We’ve got enough money now thanks to our new daddy to be able to buy ourselves a decent car each, but I don’t want a cent. I look around at the makes and models littering the lot. Audis, Mercedes, Porches… it looks like a car dealership, not a fucking school parking lot.

Despite everything we thought we knew about ourselves, it turns out that we’re one of them now. Here it’s all about how much money you have, what designers you wear, and the cars you drive. We may have been dragged from the Heights against our will, but this place could have been our home for years.
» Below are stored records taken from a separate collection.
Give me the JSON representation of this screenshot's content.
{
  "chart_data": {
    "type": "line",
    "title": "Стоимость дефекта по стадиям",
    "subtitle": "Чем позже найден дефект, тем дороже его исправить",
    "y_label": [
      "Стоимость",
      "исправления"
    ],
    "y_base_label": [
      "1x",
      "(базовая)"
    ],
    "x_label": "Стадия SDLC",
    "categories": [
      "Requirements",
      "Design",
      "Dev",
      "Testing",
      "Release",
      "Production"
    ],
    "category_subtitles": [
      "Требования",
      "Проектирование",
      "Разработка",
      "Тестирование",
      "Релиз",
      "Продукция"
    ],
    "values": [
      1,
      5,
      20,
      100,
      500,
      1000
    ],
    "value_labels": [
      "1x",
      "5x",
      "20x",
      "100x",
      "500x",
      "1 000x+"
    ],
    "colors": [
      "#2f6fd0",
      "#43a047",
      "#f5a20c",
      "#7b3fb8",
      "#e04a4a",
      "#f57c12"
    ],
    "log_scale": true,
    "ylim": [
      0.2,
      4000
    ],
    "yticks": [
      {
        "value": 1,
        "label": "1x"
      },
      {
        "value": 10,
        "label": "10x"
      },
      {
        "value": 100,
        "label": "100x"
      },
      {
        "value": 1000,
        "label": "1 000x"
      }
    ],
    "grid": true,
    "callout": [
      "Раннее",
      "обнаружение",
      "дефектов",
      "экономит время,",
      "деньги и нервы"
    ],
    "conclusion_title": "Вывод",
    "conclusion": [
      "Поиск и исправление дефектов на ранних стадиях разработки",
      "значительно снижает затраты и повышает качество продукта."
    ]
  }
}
As I sit on the steps waiting, I wonder how different our lives would have been if James had pulled his fucking head out of his ass long enough to do the right thing years ago. I allow myself to very briefly think about the things I probably wouldn’t have been forced to experience, to witness, over the years which have made me the way I am now.

Maybe I would have been more like Conner. Maybe I’d have seen more good in people.

But the truth is, I didn’t, and I’m nothing like my twin. He sees light and fun; I see darkness and devastation. And suddenly learning that our rich uncle is actually our dad does nothing to shine a light on any of that darkness. It only makes me want to fall further into the black abyss.

He says he had his reasons; I’m sure he did, and he can tell them to himself as he falls asleep at night to make himself feel better. But it will never make me feel better about it.

He was the one who left me there.

He was the one who allowed me to witness everything I did.

He was the one to do this to me.

By the time the spluttering of our old Ford approaches, my fingertips are burning with my grip on the concrete beneath me.